Gli strinsi la mano e lui ricambiò con una stretta rassicurante. Anche nei suoi occhi chiari leggevo l’ansia per l’incontro.

“ok…”

Camminammo verso l’interno dell’aeroporto e dopo poco sentii la voce all’altoparlante segnalare l’arrivo del suo aereo. La presa della mano di Neji si era fatta salda, ma la sua mano non trasmetteva più un piacevole tepore, soltanto una fastidiosa stretta sudaticcia.

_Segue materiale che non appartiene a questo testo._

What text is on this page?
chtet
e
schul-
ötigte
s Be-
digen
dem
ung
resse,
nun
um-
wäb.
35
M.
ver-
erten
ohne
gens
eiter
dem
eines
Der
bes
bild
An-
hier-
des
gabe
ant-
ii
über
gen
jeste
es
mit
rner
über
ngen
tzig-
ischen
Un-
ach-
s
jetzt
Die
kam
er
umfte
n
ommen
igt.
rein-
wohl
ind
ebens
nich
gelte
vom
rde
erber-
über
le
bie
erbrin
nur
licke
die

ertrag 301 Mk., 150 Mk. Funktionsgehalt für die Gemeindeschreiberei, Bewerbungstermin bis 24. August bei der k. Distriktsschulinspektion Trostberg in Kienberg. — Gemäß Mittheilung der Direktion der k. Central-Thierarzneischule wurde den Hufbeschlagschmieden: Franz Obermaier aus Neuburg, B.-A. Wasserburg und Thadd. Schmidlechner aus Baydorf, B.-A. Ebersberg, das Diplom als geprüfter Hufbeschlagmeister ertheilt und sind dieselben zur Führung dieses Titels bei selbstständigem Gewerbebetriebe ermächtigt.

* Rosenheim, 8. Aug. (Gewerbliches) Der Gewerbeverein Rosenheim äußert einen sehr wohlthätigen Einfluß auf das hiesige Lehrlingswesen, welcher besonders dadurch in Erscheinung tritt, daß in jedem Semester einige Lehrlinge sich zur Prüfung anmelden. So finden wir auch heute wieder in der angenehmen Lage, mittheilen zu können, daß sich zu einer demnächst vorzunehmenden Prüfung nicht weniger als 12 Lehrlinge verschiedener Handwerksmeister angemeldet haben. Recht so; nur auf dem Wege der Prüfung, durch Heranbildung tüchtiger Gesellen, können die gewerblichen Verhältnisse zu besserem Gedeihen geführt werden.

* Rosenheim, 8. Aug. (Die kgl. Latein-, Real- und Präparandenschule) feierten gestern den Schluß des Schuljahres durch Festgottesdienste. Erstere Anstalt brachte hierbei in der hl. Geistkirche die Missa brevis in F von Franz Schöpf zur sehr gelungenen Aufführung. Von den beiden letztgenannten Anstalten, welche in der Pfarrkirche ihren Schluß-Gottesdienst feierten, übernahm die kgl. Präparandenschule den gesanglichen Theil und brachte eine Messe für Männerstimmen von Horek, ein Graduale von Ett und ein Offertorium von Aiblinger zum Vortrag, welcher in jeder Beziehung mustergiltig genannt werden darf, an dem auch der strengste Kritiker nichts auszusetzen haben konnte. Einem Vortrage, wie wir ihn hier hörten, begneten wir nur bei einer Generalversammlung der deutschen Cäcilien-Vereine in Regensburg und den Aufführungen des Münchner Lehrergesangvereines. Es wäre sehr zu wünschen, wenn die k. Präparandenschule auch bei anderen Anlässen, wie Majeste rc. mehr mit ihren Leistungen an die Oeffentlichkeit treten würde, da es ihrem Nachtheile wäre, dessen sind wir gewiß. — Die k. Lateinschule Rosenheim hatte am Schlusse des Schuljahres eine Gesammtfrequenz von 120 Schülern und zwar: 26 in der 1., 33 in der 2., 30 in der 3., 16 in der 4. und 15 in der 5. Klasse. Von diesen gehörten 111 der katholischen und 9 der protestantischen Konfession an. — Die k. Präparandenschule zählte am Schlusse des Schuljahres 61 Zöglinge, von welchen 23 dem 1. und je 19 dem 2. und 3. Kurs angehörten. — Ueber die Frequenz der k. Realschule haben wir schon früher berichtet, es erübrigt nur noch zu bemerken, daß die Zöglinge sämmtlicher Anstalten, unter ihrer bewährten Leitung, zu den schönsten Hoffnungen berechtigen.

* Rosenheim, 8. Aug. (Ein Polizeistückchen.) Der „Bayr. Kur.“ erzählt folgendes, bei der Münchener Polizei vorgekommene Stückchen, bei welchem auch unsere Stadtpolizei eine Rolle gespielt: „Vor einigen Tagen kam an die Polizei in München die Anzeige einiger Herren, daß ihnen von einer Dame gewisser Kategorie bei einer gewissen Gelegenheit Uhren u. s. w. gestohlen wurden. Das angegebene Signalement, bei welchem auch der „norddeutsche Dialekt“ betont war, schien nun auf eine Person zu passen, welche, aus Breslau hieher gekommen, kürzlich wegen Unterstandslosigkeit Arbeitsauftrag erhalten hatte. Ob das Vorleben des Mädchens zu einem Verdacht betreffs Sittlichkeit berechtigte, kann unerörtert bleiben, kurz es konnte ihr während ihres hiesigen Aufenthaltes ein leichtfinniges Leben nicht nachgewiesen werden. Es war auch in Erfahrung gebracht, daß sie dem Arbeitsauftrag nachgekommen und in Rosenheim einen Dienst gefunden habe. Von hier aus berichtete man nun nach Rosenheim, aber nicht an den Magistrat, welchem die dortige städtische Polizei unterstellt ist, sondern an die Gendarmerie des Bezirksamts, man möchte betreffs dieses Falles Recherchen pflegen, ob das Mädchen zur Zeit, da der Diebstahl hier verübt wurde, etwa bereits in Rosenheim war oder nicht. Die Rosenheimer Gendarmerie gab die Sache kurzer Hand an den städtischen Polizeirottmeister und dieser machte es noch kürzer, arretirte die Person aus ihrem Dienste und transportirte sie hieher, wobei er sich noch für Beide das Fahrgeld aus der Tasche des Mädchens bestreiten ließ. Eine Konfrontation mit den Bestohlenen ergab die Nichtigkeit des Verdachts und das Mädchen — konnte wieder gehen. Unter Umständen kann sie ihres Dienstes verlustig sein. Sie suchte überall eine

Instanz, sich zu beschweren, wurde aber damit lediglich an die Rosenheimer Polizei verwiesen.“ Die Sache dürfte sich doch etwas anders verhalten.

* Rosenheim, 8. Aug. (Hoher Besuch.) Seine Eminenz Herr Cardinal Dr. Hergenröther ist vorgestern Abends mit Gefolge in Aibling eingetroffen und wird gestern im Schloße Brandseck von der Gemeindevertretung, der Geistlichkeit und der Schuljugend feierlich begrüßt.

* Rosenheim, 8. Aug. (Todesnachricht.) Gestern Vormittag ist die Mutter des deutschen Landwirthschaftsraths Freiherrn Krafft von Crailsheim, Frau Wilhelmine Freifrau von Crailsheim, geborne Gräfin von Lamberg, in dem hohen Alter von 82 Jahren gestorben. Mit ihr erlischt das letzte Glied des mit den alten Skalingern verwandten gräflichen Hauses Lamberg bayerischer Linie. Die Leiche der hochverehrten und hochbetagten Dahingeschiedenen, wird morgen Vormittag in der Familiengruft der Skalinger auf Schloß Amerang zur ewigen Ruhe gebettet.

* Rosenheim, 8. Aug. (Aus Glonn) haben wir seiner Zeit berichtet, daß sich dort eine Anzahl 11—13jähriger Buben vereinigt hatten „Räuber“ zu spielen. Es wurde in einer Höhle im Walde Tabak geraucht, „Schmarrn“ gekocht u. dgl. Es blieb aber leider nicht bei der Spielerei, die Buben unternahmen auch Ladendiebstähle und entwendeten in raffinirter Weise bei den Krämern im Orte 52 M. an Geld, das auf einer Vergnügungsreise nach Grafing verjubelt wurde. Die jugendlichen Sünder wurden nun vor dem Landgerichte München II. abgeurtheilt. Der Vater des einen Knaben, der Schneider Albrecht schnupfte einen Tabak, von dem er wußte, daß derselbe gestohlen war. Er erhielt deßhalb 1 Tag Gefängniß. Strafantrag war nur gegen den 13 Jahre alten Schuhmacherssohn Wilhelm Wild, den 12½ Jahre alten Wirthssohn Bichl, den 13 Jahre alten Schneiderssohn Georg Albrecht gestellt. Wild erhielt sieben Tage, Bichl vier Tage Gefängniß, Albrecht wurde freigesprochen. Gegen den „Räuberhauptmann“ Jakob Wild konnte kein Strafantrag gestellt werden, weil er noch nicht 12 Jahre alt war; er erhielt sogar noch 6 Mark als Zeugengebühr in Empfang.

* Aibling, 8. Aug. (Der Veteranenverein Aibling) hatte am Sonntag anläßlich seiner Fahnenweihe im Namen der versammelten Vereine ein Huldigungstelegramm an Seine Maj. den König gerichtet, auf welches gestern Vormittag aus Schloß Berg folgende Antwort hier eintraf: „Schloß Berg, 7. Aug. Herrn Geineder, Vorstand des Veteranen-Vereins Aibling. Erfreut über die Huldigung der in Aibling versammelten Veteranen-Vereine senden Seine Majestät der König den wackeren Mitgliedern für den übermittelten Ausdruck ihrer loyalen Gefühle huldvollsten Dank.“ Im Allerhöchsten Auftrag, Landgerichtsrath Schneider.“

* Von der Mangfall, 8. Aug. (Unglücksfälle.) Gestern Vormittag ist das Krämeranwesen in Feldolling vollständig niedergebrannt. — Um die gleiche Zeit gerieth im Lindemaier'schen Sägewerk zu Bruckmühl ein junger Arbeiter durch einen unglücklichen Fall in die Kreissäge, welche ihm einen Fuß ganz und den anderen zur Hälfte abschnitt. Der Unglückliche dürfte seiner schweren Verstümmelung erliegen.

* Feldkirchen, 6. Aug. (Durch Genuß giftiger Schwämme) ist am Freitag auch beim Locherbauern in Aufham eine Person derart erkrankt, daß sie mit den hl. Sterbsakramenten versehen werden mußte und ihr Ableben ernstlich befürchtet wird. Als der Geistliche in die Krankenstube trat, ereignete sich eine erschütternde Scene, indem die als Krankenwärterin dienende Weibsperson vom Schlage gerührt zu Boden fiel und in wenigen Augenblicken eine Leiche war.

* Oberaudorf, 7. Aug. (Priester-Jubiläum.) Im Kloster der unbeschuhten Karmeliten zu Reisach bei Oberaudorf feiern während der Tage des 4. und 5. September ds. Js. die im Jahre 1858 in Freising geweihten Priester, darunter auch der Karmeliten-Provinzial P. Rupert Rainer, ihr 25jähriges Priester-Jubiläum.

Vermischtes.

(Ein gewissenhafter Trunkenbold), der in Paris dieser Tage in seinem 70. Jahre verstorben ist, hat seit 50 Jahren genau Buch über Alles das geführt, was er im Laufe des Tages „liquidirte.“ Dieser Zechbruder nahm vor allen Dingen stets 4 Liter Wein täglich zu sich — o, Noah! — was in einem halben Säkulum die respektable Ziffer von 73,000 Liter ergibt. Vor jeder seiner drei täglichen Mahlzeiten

“dove pensi sia… è arrivato vero? È qui vero?”

Guardai Neji con terrore per poi continuare a muovermi a scatti come una pazza, in mezzo alla folla che passava con le valigie e spingeva per passare. Sentivo una morsa allo stomaco e un dejà vu  tornarmi alla memoria.

Non era la prima volta che lo aspettavamo lì.
E non era la prima volta che tornavamo a casa senza di lui.

La prima volta ci aveva detto che l’aereo aveva avuto dei problemi con un attentato alla stazione di controllo.
La seconda era dovuto rimanere al campo per accertarsi che una famiglia sotto la sua guida e protezione non subisse attacchi esterni visto che i componenti erano tutti di sesso femminile.

Mi raccontava che lì la donna veniva disprezzata e sfruttata solo per la procreazione.
Cose oscene che neanche avevo mai potuto o osato immaginare nei miei incubi più loschi.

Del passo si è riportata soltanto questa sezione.